2. Gerichtliche Todeserklärung (Art. 126 ff. fr. ZGB)
Rz. 121
In Ermangelung einer Sterbeurkunde kann das Familiengericht auf Ersuchen jedes Interessehabenden oder der Staatsanwaltschaft jede unter lebensbedrohenden Umständen verschwundene Person für tot erklären, wenn ihr Körper nicht wiedergefunden oder nicht identifiziert werden konnte und ihr Tod unter Berücksichtigung der Umstände als sicher angesehen werden kann.
3. Besitzerwerb (saisine – Art. 4.3 ZGB) und Erbrechte des Staates (Art. 4.32 ff. ZGB)
Rz. 122
Die durch Gesetz bestimmten Erben gelangen von Rechts wegen in den Besitz der Güter, Rechte und Klagen des Erblassers mit der Verpflichtung, alle Erbschaftsverbindlichkeiten zu begleichen. Der Staat muss sich hingegen durch das zuständige Familiengericht in den Besitz einweisen lassen. Der Nachlass steht dem belgischen Staat zu, wenn keine erbberechtigten Personen vorhanden sind.

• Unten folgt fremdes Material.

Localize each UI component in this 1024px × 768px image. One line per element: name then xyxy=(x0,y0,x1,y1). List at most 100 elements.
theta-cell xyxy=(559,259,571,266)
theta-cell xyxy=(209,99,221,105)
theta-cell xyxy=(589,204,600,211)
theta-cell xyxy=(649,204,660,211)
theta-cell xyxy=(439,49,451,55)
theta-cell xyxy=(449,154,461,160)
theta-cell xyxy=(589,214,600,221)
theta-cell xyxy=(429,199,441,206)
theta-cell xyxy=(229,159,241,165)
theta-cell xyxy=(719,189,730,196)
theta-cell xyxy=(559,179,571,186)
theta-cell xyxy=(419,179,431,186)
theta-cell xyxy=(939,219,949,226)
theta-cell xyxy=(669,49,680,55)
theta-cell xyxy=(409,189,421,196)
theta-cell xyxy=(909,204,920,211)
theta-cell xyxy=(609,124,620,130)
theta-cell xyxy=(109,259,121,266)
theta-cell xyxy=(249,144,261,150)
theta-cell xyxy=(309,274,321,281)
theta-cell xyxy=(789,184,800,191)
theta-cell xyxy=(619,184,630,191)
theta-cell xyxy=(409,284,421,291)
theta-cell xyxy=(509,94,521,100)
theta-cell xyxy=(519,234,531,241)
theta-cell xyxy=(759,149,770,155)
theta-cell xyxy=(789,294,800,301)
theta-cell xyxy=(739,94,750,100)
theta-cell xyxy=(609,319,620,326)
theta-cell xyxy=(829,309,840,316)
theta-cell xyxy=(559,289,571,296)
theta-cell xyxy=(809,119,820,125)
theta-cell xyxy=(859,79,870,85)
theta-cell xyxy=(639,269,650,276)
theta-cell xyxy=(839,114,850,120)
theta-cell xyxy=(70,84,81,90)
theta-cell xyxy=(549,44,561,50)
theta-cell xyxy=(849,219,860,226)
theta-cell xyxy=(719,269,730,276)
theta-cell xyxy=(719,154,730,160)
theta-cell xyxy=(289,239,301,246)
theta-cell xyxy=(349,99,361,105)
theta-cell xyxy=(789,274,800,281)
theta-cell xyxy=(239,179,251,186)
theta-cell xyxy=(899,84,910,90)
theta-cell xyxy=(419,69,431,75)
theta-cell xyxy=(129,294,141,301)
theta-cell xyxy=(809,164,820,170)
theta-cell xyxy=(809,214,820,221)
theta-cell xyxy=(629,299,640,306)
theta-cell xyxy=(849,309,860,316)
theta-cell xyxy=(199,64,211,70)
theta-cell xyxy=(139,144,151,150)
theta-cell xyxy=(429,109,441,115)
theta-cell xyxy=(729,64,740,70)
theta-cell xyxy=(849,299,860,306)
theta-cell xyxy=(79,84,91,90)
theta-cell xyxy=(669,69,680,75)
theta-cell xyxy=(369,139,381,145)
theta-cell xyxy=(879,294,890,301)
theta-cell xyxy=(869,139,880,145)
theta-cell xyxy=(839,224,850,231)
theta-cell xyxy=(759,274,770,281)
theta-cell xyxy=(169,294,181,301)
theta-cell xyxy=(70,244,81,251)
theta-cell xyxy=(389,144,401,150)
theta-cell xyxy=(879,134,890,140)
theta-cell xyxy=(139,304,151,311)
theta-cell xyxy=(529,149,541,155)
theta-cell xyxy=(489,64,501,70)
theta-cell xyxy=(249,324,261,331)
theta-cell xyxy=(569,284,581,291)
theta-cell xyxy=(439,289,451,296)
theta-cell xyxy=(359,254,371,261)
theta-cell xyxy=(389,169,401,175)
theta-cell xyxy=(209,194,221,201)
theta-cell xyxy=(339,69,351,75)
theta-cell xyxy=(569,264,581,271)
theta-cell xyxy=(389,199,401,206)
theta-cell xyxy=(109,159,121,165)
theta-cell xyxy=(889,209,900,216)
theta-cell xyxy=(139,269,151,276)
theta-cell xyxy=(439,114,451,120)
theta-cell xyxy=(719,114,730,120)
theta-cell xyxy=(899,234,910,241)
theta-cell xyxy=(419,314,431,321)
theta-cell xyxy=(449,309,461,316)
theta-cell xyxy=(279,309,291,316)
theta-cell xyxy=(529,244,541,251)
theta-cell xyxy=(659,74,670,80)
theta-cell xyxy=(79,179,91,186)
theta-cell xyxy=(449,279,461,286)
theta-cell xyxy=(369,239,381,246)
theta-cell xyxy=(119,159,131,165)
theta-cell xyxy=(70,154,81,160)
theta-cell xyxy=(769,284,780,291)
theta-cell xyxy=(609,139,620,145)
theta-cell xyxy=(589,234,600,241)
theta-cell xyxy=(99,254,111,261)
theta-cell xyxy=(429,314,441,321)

4. Annahme des Nachlasses (Art. 4.34 ff. ZGB)
Rz. 123
Anders als dies in anderen europäischen Rechtssystemen der Fall ist, erfordert das belgische Recht nicht die Beurkundung der Erbschaftsannahmeerklärung (z.B. zur Eintragung der neuen Eigentumsverhältnisse in die Eigentumsregister). Die Annahme des Nachlasses kann ausdrücklich oder stillschweigend erfolgen (siehe auch Rdn 31). Sie ist ausdrücklich, wenn der Erbe in einer authentischen oder privatschriftlichen Urkunde den Titel oder die Eigenschaft eines Erben annimmt. Sie ist stillschweigend, wenn der Erbe eine Handlung vornimmt, die seine Absicht, die Erbschaft anzunehmen, voraussetzt (Inbesitznahme). Der Erbe, der den Nachlass angenommen hat, kann ihn grundsätzlich nicht mehr im Nachhinein ausschlagen.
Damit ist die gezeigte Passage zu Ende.